En Todo lo que tengo lo llevo conmigo (Siruela, 2010), Herta Müller cuenta la historia de las decenas de miles de rumanos que, por órdenes de Stalin, fueron trasladados como esclavos y encerrados en campos de trabajo para la reconstrucción de la Unión Soviética, luego de la Segunda Guerra Mundial. Müller, nacida en 1953, no sufrió aquella deportación pero su madre sí.
A partir de recuerdos de su madre y de conversaciones con otro sobreviviente, el poeta Oskar Pastior (1927-2006), Müller pudo reconstruir el diario virtual de un esclavo rumano en los campos de concentración estalinistas. Sólo que ese rumano esclavo era poeta y su memoria debía conciliar la precariedad de la vida en el campo y el lirismo incontenible de la escritura.No deja de haber momentos líricos en este libro, alejados del testimonio del dolor, pero la mayor parte del mismo refleja la colonización de la poesía por el horror. Los temas de este poeta esclavo que recuerda son el frío, el hambre, los piojos, las chinches, el pan, el carbón, las papas, la suciedad y el tedio. Müller se las arregla, sin embargo, para que la poesía, como el propio poeta, sobreviva en aquella memoria infernal.
Habla, por ejemplo, del “envenenamiento por luz diurna”, de “mujeres de cal”, del “ángel del hambre”, de “besos de hojalata”, de “variantes del tedio” y de la “ligereza del heno”. En cautiverio el cuerpo se vuelve más importante, como si fuera el último espectáculo accesible, por lo que el cautivo logra discernir funciones corporales que el libre no advierte. Por ejemplo, discernir entre la suerte de la boca y la suerte de la cabeza.

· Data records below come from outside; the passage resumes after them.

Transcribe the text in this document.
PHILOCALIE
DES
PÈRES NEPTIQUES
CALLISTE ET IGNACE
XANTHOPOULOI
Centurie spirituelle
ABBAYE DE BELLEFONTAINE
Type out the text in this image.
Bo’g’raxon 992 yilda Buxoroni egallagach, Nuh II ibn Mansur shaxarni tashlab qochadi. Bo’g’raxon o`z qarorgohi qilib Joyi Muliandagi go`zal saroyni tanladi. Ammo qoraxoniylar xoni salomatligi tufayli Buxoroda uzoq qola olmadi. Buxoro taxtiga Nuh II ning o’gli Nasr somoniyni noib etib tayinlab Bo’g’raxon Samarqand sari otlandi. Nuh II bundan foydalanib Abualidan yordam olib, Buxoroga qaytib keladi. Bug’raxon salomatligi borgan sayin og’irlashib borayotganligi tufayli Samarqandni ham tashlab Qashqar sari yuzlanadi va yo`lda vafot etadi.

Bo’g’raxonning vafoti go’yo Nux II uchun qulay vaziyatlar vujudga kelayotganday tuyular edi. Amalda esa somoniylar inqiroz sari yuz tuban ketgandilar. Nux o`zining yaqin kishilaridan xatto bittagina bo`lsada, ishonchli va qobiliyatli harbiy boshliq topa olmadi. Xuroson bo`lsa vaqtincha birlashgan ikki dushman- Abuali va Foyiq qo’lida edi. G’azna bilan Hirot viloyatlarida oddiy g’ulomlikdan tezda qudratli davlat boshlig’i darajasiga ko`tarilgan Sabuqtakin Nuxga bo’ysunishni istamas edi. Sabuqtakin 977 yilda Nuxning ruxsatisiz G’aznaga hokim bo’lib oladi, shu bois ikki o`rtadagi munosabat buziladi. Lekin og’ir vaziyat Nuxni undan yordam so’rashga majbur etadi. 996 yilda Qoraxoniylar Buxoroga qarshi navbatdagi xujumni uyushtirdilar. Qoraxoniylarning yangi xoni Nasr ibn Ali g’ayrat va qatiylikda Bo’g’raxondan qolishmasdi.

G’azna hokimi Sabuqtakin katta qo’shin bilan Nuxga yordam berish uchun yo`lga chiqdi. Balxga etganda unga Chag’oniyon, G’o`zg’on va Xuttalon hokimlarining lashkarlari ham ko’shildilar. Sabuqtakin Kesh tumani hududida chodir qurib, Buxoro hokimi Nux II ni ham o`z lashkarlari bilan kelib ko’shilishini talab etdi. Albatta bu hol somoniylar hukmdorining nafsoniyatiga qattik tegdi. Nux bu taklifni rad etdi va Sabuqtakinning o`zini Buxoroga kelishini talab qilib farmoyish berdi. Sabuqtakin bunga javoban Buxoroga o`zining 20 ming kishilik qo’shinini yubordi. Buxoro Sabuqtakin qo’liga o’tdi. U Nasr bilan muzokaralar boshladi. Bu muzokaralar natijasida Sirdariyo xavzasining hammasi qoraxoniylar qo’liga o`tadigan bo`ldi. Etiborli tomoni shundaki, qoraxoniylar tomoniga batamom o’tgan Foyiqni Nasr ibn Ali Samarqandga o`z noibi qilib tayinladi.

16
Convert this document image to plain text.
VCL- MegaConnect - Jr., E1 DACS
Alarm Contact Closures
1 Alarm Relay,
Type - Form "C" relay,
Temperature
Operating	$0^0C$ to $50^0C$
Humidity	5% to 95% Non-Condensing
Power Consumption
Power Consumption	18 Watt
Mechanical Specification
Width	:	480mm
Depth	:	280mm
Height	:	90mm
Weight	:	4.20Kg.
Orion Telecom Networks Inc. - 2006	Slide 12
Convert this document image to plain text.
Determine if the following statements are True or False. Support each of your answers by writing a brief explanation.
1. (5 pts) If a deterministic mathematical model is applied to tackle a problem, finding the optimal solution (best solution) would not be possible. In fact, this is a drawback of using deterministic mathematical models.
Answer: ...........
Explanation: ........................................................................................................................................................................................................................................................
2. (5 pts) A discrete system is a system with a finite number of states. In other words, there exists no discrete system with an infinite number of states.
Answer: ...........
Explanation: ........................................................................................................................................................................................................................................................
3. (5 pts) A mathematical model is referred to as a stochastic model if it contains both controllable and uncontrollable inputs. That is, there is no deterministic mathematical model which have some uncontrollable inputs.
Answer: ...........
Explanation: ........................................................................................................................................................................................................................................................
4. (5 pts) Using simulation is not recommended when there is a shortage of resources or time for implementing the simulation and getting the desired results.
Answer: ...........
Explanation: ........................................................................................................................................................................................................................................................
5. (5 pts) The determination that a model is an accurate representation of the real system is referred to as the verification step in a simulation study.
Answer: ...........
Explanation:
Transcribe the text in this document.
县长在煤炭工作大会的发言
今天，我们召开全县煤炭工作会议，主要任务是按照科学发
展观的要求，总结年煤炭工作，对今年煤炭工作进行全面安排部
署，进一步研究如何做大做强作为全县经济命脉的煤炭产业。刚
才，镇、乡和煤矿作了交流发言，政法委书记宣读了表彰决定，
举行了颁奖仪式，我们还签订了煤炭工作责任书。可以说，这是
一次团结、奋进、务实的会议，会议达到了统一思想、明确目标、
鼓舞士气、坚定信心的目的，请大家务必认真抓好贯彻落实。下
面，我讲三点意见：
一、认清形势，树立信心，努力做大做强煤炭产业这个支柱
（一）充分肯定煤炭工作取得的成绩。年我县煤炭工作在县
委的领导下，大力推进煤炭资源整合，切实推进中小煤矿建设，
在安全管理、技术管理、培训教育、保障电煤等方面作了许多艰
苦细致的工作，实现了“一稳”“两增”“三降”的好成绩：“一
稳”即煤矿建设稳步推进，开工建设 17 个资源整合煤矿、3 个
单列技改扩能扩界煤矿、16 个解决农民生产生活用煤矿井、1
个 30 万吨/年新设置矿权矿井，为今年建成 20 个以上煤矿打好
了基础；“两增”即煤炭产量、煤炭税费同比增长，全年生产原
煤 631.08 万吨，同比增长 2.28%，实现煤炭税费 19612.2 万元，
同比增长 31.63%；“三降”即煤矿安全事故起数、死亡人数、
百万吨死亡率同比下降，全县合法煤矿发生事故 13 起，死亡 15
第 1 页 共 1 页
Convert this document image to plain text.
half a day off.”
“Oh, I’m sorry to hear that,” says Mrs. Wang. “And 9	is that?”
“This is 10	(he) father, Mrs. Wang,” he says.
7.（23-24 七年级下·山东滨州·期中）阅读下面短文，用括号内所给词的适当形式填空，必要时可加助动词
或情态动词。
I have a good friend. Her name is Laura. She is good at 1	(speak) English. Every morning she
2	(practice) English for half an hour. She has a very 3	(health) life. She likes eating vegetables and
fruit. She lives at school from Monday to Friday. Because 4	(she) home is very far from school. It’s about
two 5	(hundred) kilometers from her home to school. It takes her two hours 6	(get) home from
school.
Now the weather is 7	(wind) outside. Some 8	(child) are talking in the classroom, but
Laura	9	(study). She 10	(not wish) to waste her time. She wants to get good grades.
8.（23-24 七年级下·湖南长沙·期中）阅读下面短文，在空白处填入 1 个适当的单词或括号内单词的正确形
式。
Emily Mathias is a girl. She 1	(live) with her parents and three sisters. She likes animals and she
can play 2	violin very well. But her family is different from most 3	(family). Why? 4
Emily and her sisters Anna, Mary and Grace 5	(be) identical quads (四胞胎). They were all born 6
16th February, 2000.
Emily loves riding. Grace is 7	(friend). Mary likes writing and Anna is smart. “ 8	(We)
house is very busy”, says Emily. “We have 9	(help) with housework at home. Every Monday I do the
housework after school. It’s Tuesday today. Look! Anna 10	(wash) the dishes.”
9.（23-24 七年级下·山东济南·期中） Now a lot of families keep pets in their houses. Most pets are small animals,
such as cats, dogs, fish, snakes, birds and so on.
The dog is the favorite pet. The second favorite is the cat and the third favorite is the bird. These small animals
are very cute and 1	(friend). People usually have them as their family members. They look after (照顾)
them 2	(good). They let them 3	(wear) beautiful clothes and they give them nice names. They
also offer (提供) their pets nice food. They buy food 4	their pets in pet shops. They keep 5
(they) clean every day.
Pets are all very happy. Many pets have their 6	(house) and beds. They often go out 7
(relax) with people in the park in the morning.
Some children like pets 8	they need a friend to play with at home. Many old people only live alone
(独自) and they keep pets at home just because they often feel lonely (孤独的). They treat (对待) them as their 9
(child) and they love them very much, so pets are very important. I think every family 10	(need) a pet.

“La suerte de la boca desea estar sola, es muda y echa raíces por dentro. Pero la suerte de la cabeza es sociable y anhela a otras personas. Es una suerte errabunda, también rezagada. Dura más de lo que tú eres capaz de resistir. La suerte de la cabeza puede tener los ojos húmedos, el cuello torcido o los dedos temblorosos. Pero todas ellas alborotan dentro de la frente como una rana en una lata”.